Avoir vu le nombre de morts diminuer la semaine passée le console à peine. Les tourments l’accompagnent jusque chez lui. « Ce à quoi je pense le plus, c’est au fait d’être malade et au cas de conscience d’avoir (….) pu contaminer des patients. »

Quand il rentre après 24 heures de service, les pieds douloureux, il essaie de se reposer. Mais il se réveille brutalement sous le coup du même « cauchemar »: il se voit courir, « ouvrir la porte des toilettes avec tous les cadavres », et ne parvient plus à se rendormir.

Sa vie familiale aussi en est bouleversée. Il ne peut rien partager avec ses parents et son frère. Soumis à un isolement strict, il désinfecte chaque jour sa voiture, ses chaussures. Puis, il prend une douche et termine ce rituel quotidien en lavant ses vêtements à l’eau chaude.

« Je mange à une table de plastique, à part de tous.
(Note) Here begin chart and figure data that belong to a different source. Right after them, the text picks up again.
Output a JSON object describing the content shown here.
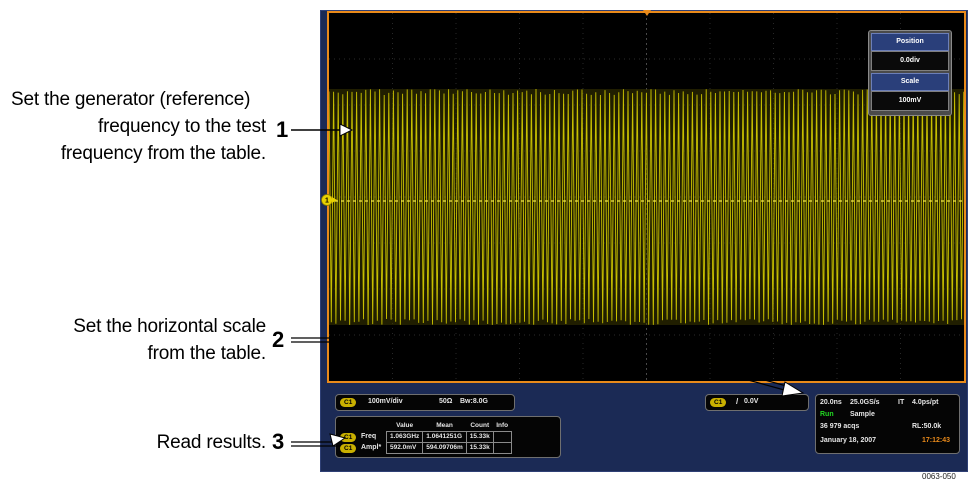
{
  "callouts": {
    "c1": {
      "lines": [
        "Set the generator (reference)",
        "frequency to the test",
        "frequency from the table."
      ],
      "number": "1"
    },
    "c2": {
      "lines": [
        "Set the horizontal scale",
        "from the table."
      ],
      "number": "2"
    },
    "c3": {
      "lines": [
        "Read results."
      ],
      "number": "3"
    }
  },
  "side_panel": {
    "position_label": "Position",
    "position_value": "0.0div",
    "scale_label": "Scale",
    "scale_value": "100mV"
  },
  "channel_readout": {
    "badge": "C1",
    "scale": "100mV/div",
    "impedance": "50Ω",
    "bandwidth": "Bw:8.0G"
  },
  "trigger_readout": {
    "badge": "C1",
    "slope": "/",
    "level": "0.0V"
  },
  "measurements": {
    "headers": [
      "",
      "Value",
      "Mean",
      "Count",
      "Info"
    ],
    "rows": [
      {
        "badge": "C1",
        "name": "Freq",
        "value": "1.063GHz",
        "mean": "1.0641251G",
        "count": "15.33k",
        "info": ""
      },
      {
        "badge": "C1",
        "name": "Ampl*",
        "value": "592.0mV",
        "mean": "594.09706m",
        "count": "15.33k",
        "info": ""
      }
    ]
  },
  "acq_panel": {
    "time_div": "20.0ns",
    "sample_rate": "25.0GS/s",
    "it": "IT",
    "pts": "4.0ps/pt",
    "run": "Run",
    "mode": "Sample",
    "acqs": "36 979 acqs",
    "record_length": "RL:50.0k",
    "date": "January 18, 2007",
    "time": "17:12:43"
  },
  "trigger_marker": "T",
  "channel_marker": "1",
  "figure_id": "0063-050",
  "colors": {
    "trace": "#c8c000",
    "border": "#e98a1a",
    "run": "#22d822",
    "time": "#e98a1a",
    "badge": "#c9b000"
  }
}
Je sors de ma chambre masqué, ne peut embrasser personne, même pas caresser nos animaux domestiques. » Parfois, il pense aux séquelles qui vont lui rester de cette pandémie.

Il est perturbé « de ne pouvoir faire plus que poser une canule en sachant que (le patient) a besoin d’un respirateur et qu’il n’y a pas d’autre option » lorsqu’il s’agit de diabétiques ou d’hyper-tendus. « Et si c’était ma mère? Si c’était mon père? Cela me tue, me tue psychologiquement.”